The Premier League took a break for international matches but football's silly season just never stops for anything.
In fact, it piles up like language problems for Paolo di Canio. When the Italian comedian became the manager of Sunderland, he was said to be some kind of fascist.
Now, he needs to be a linguist because, owing to Sunderland's lousy results so far, he's complaining that his team are not gelling well as his new players cannot speak English.
Just to set the record straight, di Canio wasn't exactly thinking perfect Queen's English when he signed an entire new tribe which comprised Italian, French, Swedish, Czech, Greek and Korean players.
That's not really a football team.
That's the sort of United Nations coalition you put together when you are going to invade a place like Syria.
Di Canio's urgent task now - besides finding a Star Trek universal translator which allows even Klingons to speak to Romulans - is to get his English-speaking players to pitch in with language lessons and, as he said, "to explain, to help us to do this on the field, in training sessions, in the shower, in the bed, wherever they want".
Excuse me, in the bed too? I applaud Pally Paolo's efforts to improve communication among mankind but I think he may be carrying team spirit a little too far.
Still, the man would not make his team any worse if he signed a Brazilian too. Just crazier.
Specifically, a Brazilian masseuse because, in the craziest news of the week, a male masseuse of one team in Brazil called Aparecidense went onto the field in the final minutes of a crucial game and blocked two shots from going into his side's net.

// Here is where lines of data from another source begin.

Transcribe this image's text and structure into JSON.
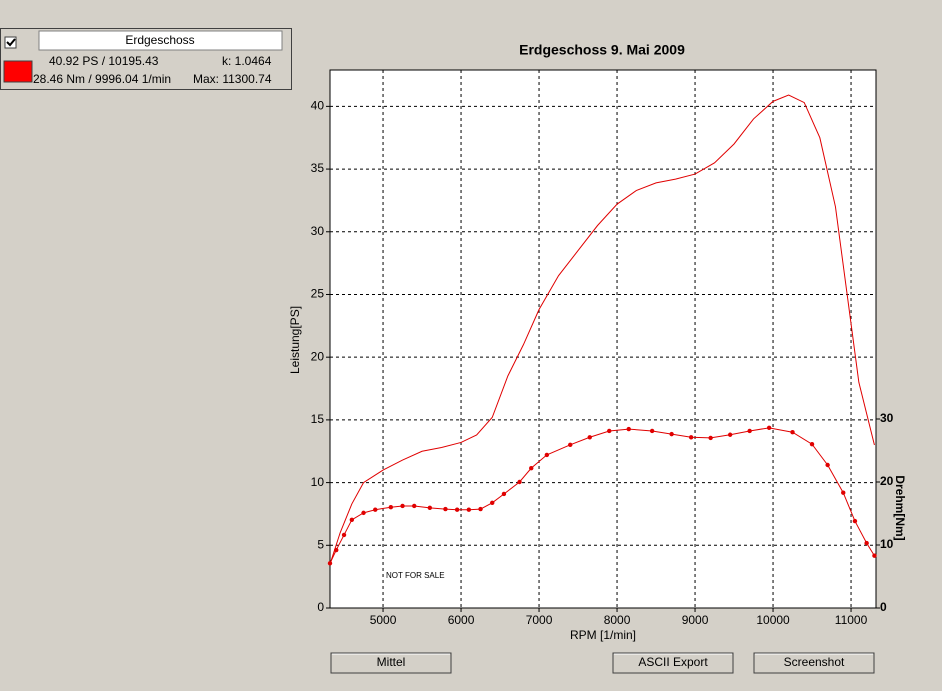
{
  "legend_panel": {
    "checked": true,
    "name": "Erdgeschoss",
    "power": "40.92 PS / 10195.43",
    "k": "k: 1.0464",
    "torque": "28.46 Nm / 9996.04 1/min",
    "max": "Max: 11300.74",
    "color": "#ff0000"
  },
  "chart_data": {
    "type": "line",
    "title": "Erdgeschoss 9. Mai 2009",
    "x_label": "RPM [1/min]",
    "y_label": "Leistung[PS]",
    "y2_label": "Drehm[Nm]",
    "annotation": "NOT FOR SALE",
    "xlim": [
      4320,
      11320
    ],
    "xticks": [
      5000,
      6000,
      7000,
      8000,
      9000,
      10000,
      11000
    ],
    "ylim": [
      0,
      42.9
    ],
    "yticks": [
      0,
      5,
      10,
      15,
      20,
      25,
      30,
      35,
      40
    ],
    "y2lim": [
      0,
      85.4
    ],
    "y2ticks": [
      0,
      10,
      20,
      30
    ],
    "grid": true,
    "series": [
      {
        "color": "#e00000",
        "markers": false,
        "x": [
          4320,
          4450,
          4600,
          4750,
          5000,
          5250,
          5500,
          5750,
          6000,
          6200,
          6400,
          6600,
          6800,
          7000,
          7250,
          7500,
          7750,
          8000,
          8250,
          8500,
          8750,
          9000,
          9250,
          9500,
          9750,
          10000,
          10200,
          10400,
          10600,
          10800,
          10950,
          11100,
          11300
        ],
        "values": [
          3.5,
          6,
          8.3,
          10,
          11,
          11.8,
          12.5,
          12.8,
          13.2,
          13.8,
          15.2,
          18.5,
          21,
          23.8,
          26.5,
          28.5,
          30.5,
          32.2,
          33.3,
          33.9,
          34.2,
          34.6,
          35.5,
          37,
          39,
          40.4,
          40.9,
          40.3,
          37.5,
          32,
          25,
          18,
          13
        ]
      },
      {
        "color": "#e00000",
        "markers": true,
        "axis": "y2",
        "x": [
          4320,
          4400,
          4500,
          4600,
          4750,
          4900,
          5100,
          5250,
          5400,
          5600,
          5800,
          5950,
          6100,
          6250,
          6400,
          6550,
          6750,
          6900,
          7100,
          7400,
          7650,
          7900,
          8150,
          8450,
          8700,
          8950,
          9200,
          9450,
          9700,
          9950,
          10250,
          10500,
          10700,
          10900,
          11050,
          11200,
          11300
        ],
        "values": [
          7.1,
          9.2,
          11.6,
          14,
          15.1,
          15.6,
          16,
          16.2,
          16.2,
          15.9,
          15.7,
          15.6,
          15.6,
          15.7,
          16.7,
          18.1,
          20,
          22.2,
          24.3,
          25.9,
          27.1,
          28.1,
          28.4,
          28.1,
          27.6,
          27.1,
          27,
          27.5,
          28.1,
          28.6,
          27.9,
          26,
          22.7,
          18.3,
          13.8,
          10.3,
          8.3
        ]
      }
    ]
  },
  "buttons": [
    "Mittel",
    "ASCII Export",
    "Screenshot"
  ]
}
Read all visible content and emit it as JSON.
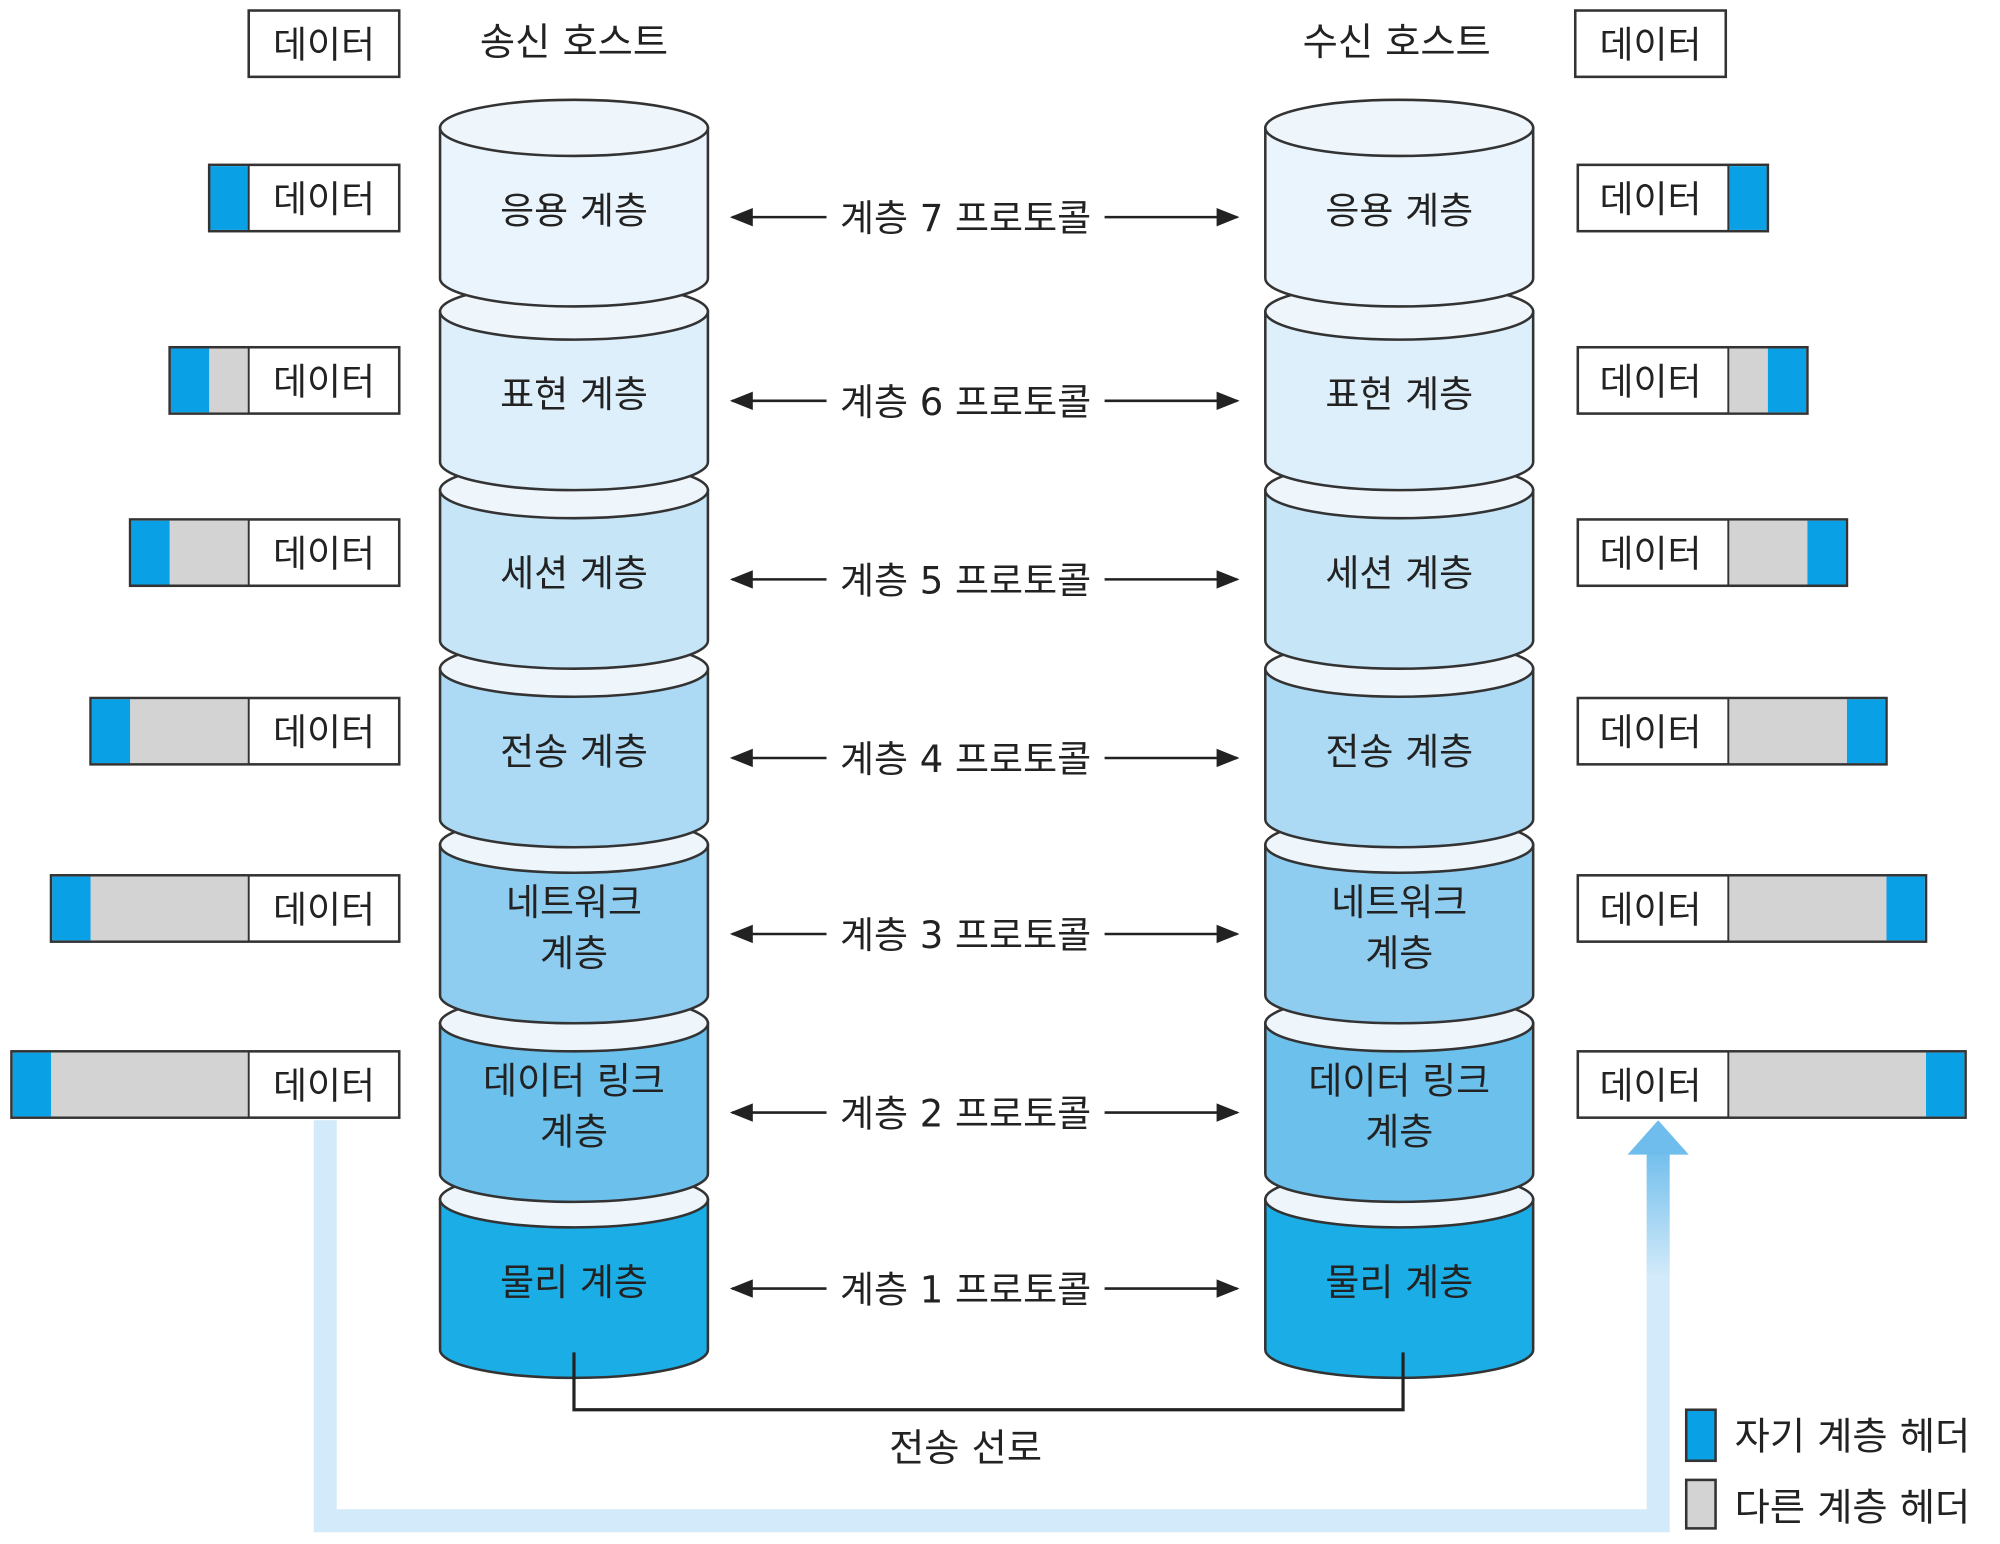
{
  "sender_title": "송신 호스트",
  "receiver_title": "수신 호스트",
  "data_label": "데이터",
  "layers": [
    {
      "number": 7,
      "name": [
        "응용 계층"
      ],
      "protocol": "계층 7 프로토콜",
      "color": "#eaf4fc"
    },
    {
      "number": 6,
      "name": [
        "표현 계층"
      ],
      "protocol": "계층 6 프로토콜",
      "color": "#ddeffa"
    },
    {
      "number": 5,
      "name": [
        "세션 계층"
      ],
      "protocol": "계층 5 프로토콜",
      "color": "#c6e5f7"
    },
    {
      "number": 4,
      "name": [
        "전송 계층"
      ],
      "protocol": "계층 4 프로토콜",
      "color": "#acdaf4"
    },
    {
      "number": 3,
      "name": [
        "네트워크",
        "계층"
      ],
      "protocol": "계층 3 프로토콜",
      "color": "#8fcdf0"
    },
    {
      "number": 2,
      "name": [
        "데이터 링크",
        "계층"
      ],
      "protocol": "계층 2 프로토콜",
      "color": "#6cc0ec"
    },
    {
      "number": 1,
      "name": [
        "물리 계층"
      ],
      "protocol": "계층 1 프로토콜",
      "color": "#1badE6"
    }
  ],
  "transmission_line_label": "전송 선로",
  "legend": {
    "own_header": {
      "label": "자기 계층 헤더",
      "color": "#0aa0e6"
    },
    "other_header": {
      "label": "다른 계층 헤더",
      "color": "#d3d3d3"
    }
  }
}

It's amazing because that is like retiree Alex Ferguson suddenly charging onto the pitch to stop Samuel Eto'o from scoring against Manchester United.
If you see the online video, it's very funny because the masseuse was chased by angry opponents all the way to the dressing room like he is Gareth Bale racing with Cristiano Ronaldo. Meanwhile, death threats have been reported against Aston Villa striker Gabriel Agbonlahor.
Not from irate opposing fans, but from even more irate fanatics of Brit boy band, One Direction, after Agbonlahor banged into one of the members, Louis Tomlinson, in a charity match and sent the pretty boy into 10 directions.
One message read: "I better hear that you apologised or I will find you, and I will kill you."
I had no idea that Wayne Rooney was such a big fan.